L'introduction, c'est le cas de le dire, est radicale puisqu'il s'agit d'une sextape dont rien ne nous est épargné. Du sexe cru avec pénétration et toutes sortes de joyeusetés... 

L'actrice principale, Katia Pascariu, s'amuse avec son réalisateur, de la déception d'un certain type de public qui se serait égaré dans la mauvaise salle de cinéma. 

 “Le problème c’est qu’il y a beaucoup de personnes qui viennent, ils pensent que le film est un peu « différent », commence Katia Pascariu. 
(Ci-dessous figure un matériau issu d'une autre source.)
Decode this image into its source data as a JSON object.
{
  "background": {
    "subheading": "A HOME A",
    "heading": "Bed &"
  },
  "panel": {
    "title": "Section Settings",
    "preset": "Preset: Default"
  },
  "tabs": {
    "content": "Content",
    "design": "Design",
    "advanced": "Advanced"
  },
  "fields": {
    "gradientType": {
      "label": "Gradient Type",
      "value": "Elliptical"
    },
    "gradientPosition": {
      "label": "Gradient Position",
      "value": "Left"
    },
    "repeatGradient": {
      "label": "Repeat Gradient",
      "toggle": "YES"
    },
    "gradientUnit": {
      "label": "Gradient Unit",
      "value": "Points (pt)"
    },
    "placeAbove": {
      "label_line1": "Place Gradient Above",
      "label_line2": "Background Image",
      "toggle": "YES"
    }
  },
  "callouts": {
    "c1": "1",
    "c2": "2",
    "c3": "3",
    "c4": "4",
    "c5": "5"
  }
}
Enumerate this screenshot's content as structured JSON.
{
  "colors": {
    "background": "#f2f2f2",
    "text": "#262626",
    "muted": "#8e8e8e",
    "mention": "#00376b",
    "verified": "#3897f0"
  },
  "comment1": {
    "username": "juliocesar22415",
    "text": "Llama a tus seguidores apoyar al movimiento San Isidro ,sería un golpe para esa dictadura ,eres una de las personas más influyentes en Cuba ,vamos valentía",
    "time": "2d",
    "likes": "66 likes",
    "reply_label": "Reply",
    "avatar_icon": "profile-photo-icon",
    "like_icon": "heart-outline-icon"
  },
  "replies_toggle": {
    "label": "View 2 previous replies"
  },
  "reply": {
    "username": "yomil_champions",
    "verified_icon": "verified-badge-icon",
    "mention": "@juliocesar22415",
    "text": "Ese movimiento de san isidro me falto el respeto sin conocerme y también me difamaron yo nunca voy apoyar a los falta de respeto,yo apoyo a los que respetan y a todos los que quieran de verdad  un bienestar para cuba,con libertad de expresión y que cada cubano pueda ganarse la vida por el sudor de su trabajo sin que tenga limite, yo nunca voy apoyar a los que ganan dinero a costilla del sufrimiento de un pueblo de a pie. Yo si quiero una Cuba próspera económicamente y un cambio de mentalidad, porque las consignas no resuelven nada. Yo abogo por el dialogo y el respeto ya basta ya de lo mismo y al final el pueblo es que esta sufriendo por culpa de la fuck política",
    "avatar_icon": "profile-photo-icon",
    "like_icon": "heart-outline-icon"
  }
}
« …porno ! », précise dans un rire Gargantuesque Radu Jude. 

« … et après 5 minutes ils sont un peu déçus : « Mais qu’est-ce que c’est ça ?! C’est un film d’art et essai, ce n’est pas un film porno ! » 

Si l'on doit résumer platement "Bad Luck Banging or Loony Porn", c'est l'histoire d'une institutrice qui tourne avec son mari une vidéo intime et que par malheur, celle-ci est postée sur un site pornographique très connu. L'héroïne du film se prépare à être convoquée dans une réunion de parents d'élèves dans le but annoncé de s'autoflageller, s'excuser et se justifier.  
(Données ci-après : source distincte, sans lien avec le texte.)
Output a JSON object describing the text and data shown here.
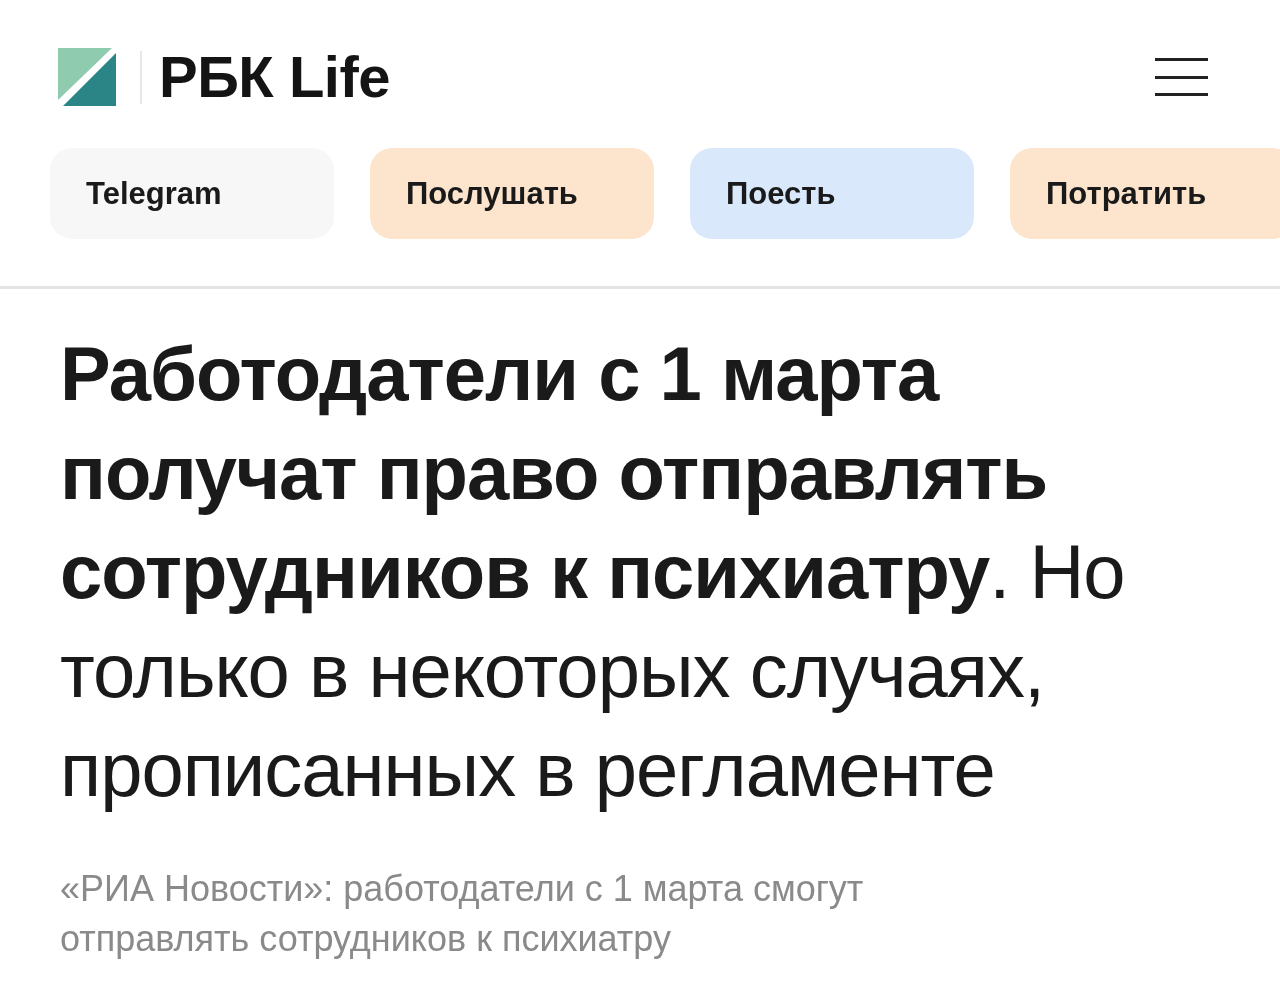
{
  "header": {
    "logo_text": "РБК Life"
  },
  "nav": [
    {
      "label": "Telegram",
      "color": "#f7f7f7"
    },
    {
      "label": "Послушать",
      "color": "#fde4cc"
    },
    {
      "label": "Поесть",
      "color": "#d9e9fb"
    },
    {
      "label": "Потратить",
      "color": "#fde4cc"
    }
  ],
  "article": {
    "headline": "**Работодатели с 1 марта получат право отправлять сотрудников к психиатру**. Но только в некоторых случаях, прописанных в регламенте",
    "source_note": "«РИА Новости»: работодатели с 1 марта смогут отправлять сотрудников к психиатру"
  }
}
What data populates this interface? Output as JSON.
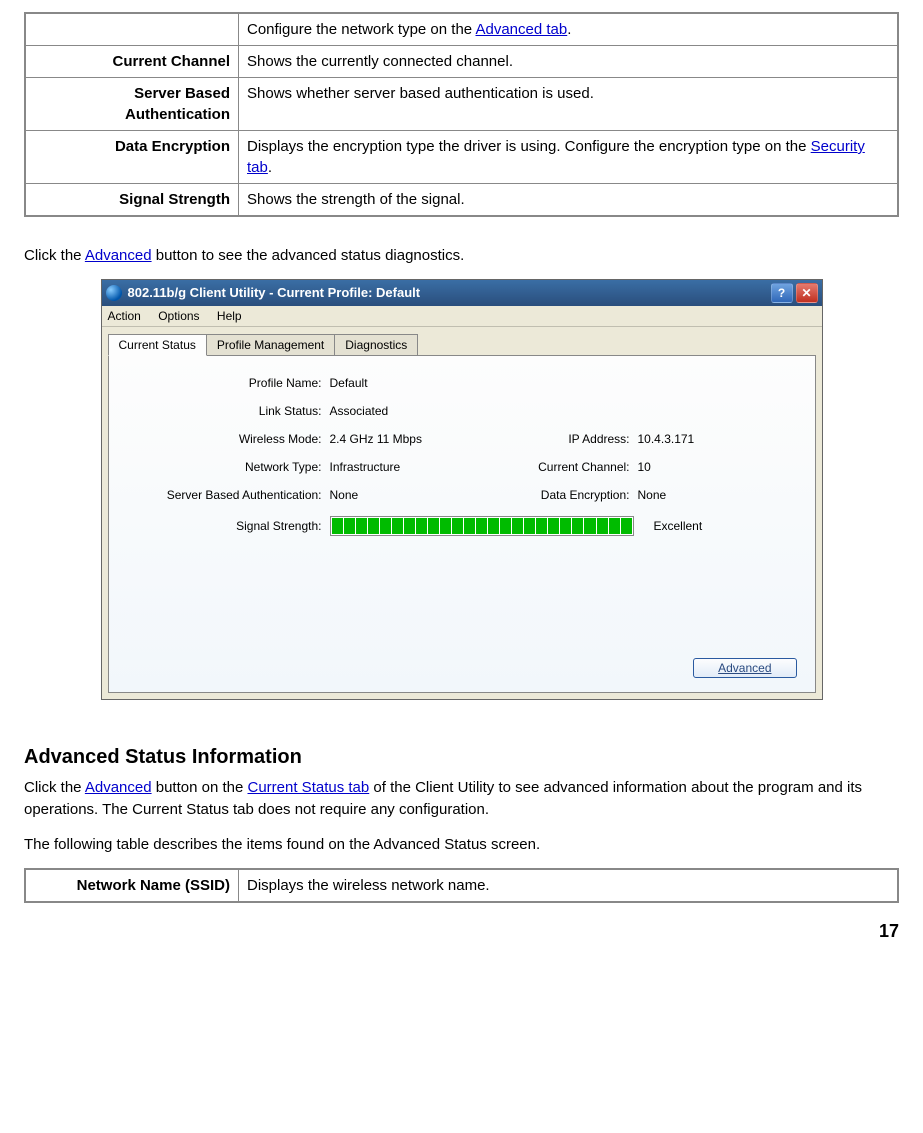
{
  "table1": {
    "rows": [
      {
        "label": "",
        "desc_pre": "Configure the network type on the ",
        "link": "Advanced tab",
        "desc_post": "."
      },
      {
        "label": "Current Channel",
        "desc": "Shows the currently connected channel."
      },
      {
        "label": "Server Based Authentication",
        "desc": "Shows whether server based authentication is used."
      },
      {
        "label": "Data Encryption",
        "desc_pre": "Displays the encryption type the driver is using.    Configure the encryption type on the ",
        "link": "Security tab",
        "desc_post": "."
      },
      {
        "label": "Signal Strength",
        "desc": "Shows the strength of the signal."
      }
    ]
  },
  "para1_pre": "Click the ",
  "para1_link": "Advanced",
  "para1_post": " button to see the advanced status diagnostics.",
  "window": {
    "title_prefix": "802.11b/",
    "title_g": "g",
    "title_rest": " Client Utility - Current Profile: Default",
    "menu": [
      "Action",
      "Options",
      "Help"
    ],
    "tabs": [
      "Current Status",
      "Profile Management",
      "Diagnostics"
    ],
    "fields": {
      "profile_name_lbl": "Profile Name:",
      "profile_name_val": "Default",
      "link_status_lbl": "Link Status:",
      "link_status_val": "Associated",
      "wireless_mode_lbl": "Wireless Mode:",
      "wireless_mode_val": "2.4 GHz 11 Mbps",
      "ip_lbl": "IP Address:",
      "ip_val": "10.4.3.171",
      "network_type_lbl": "Network Type:",
      "network_type_val": "Infrastructure",
      "current_channel_lbl": "Current Channel:",
      "current_channel_val": "10",
      "sba_lbl": "Server Based  Authentication:",
      "sba_val": "None",
      "de_lbl": "Data Encryption:",
      "de_val": "None",
      "signal_lbl": "Signal Strength:",
      "signal_text": "Excellent"
    },
    "advanced_btn": "Advanced"
  },
  "section_heading": "Advanced Status Information",
  "para2_parts": {
    "p1": "Click the ",
    "l1": "Advanced",
    "p2": " button on the ",
    "l2": "Current Status tab",
    "p3": " of the Client Utility to see advanced information about the program and its operations. The Current Status tab does not require any configuration."
  },
  "para3": "The following table describes the items found on the Advanced Status screen.",
  "table2": {
    "label": "Network Name (SSID)",
    "desc": "Displays the wireless network name."
  },
  "page_number": "17"
}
"Bad Luck Banging or Loony Porn" dépasse de très haut ce sujet de départ. Il pose des questions sur l'intimité, l'obscénité, l'hypocrisie, la violence, la politique, l'histoire de la Roumanie de la guerre de 40 à aujourd'hui en passant par Ceausescu (dictateur dont les images de pendaison ont fait le tour du monde), la religion (l’Eglise a été complice active des nazis dans les années 40 en Roumanie). 

Quelle valeur a une sextape destinée exclusivement à son couple alors que prolifèrent des vidéos par millier et auxquelles les enfants ont accès sans que leurs parents le sachent ? Pourquoi une enseignante devrait être mise au pilori pour cette fuite de vidéo : faudrait-il ignorer qu'elle a une vie sexuelle avec son mari ? Que cela n'existe pas ? Quel intérêt les parents d'élèves et les différents représentants de la société qui veulent la juger trouvent-ils à cette vidéo ? Une hypocrite indignation, teintée de jalousie, chez certaines femmes "coincées" ? Le regard des hommes (dont un vicaire) qui se repassent lubriquement le film ad libitum ? 
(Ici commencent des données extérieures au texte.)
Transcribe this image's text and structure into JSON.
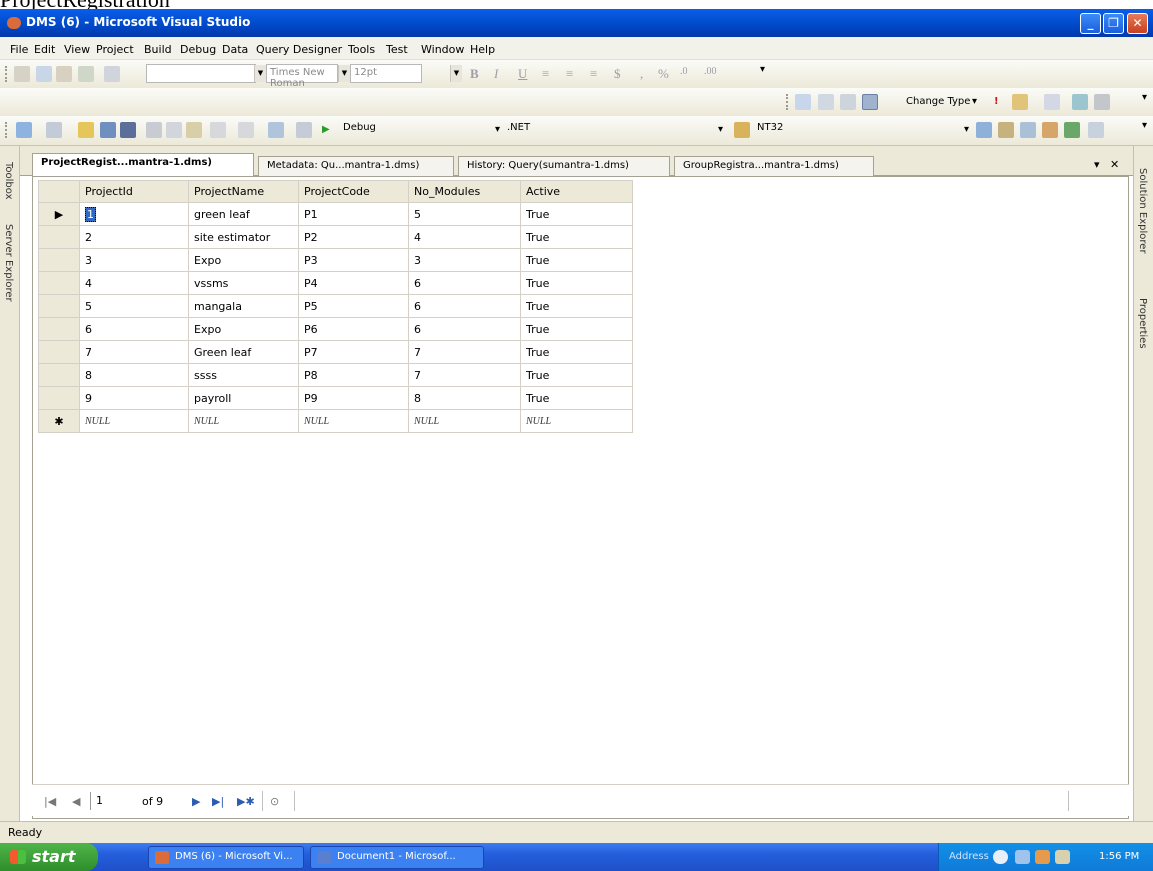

Le personnage de Katia Pascariu va faire front avec courage et renvoyer tout ce monde haineux dans ses cordes en soulignant les ambiguïtés de leurs discours.  

« Elle est le symbole de toutes les femmes d'aujourd’hui je crois, dit Katia. Elle est le symbole de quelqu’un qui ne veut pas être un symbole. Elle ne veut pas être quelqu’un de spécial, quelqu’un sur qui on pose une lumière, mais à cause de cette situation elle devient quelqu’un qui doit porter un message, mais elle ne le veut pas, ce n’est pas un choix. Elle doit réagir seulement. »    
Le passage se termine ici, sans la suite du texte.